A court terme, pour cette année, c’est vraiment de retrouver mon niveau. Ça a été un peu compliqué avec l’année qui vient de se passer et ça ne sert à rien de me donner l’objectif d’être championne du monde si je n’ai pas le niveau pour. Il s’agit de retrouver des sensations, d’être parmi les meilleures, d’aller sur les compétitions en ayant en tête de ramener une médaille et non pas en partant pour faire de la figuration comme j’ai pu le faire cette année. C’est mon objectif premier. Selon mon évolution, mes objectifs peuvent changer. Si je retrouve mon niveau assez rapidement, pourquoi pas viser une médaille ou un titre aux Championnats du monde ? Mais ça, je ne peux pas le dire maintenant.

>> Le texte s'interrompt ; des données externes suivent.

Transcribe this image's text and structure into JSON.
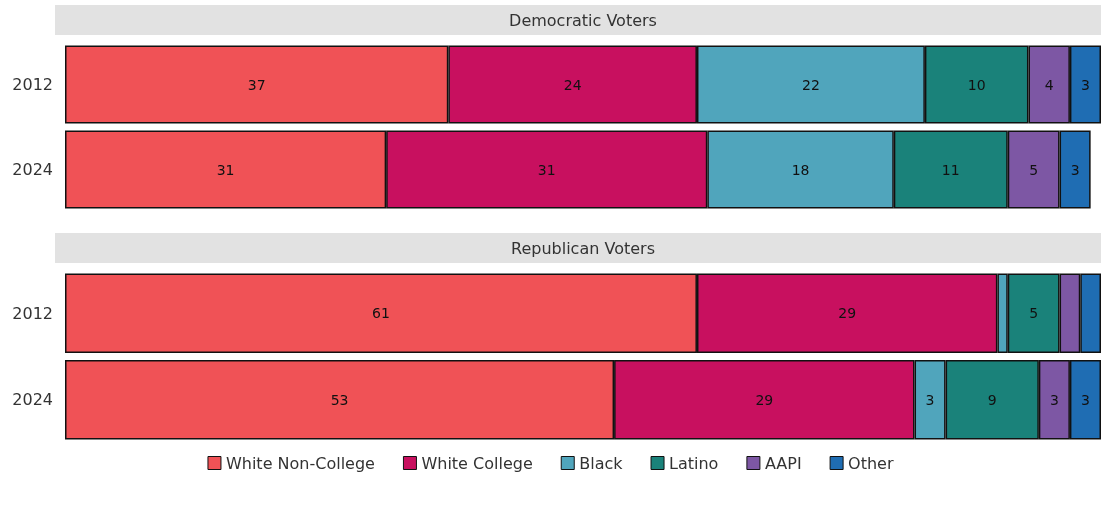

Pour les prochaines années, je cours pour les médailles et surtout un titre. Le 500 m  me tient vraiment à cœur donc je vise au moins un titre dessus. Sinon, je veux progresser dans les autres disciplines et pourquoi pas y ramener des médailles. Après, il y aura les Jeux à Rio. Et si je vais à Rio, c’est vraiment pour ramener des médailles en équipe comme en individuel.

Merci beaucoup Sandie pour ta grande disponibilité et ta gentillesse ! En te souhaitant beaucoup de succès pour la suite !

Remerciements aussi Ă  Emmanuel F. G. pour son aide.

Crédits photos : Cyclisme Féminin (photo 1) et Bart Hazen (photos 2 et 3)

La carrière de Sandie Clair en quelques lignes :

Sandie Clair remporte en 2006 le titre de championne du monde junior du 500 m. C’est en 2008 qu’elle remporte sa première médaille internationale chez les seniors avec le bronze du 500 m.

En 2010, elle brille aux Championnats d’Europe, devenant championne d’Europe à la fois de la vitesse individuelle et de la vitesse par équipe (avec Clara Sanchez). Un an plus tard, elle est vice-championne du monde du 500 m ainsi que médaille de bronze du keirin aux Championnats d’Europe.

En 2012, elle est sélectionnée pour les Jeux Olympiques de Londres en vitesse par équipe. Avec sa coéquipière Virginie Cueff, elle termine à la 6e place. Lors des Championnats d’Europe, elle prend le bronze en vitesse par équipe. Aujourd’hui âgée de 25 ans, Sandie Clair compte déjà sept titres de championne de France du 500 m, gagnant chaque année depuis 2007.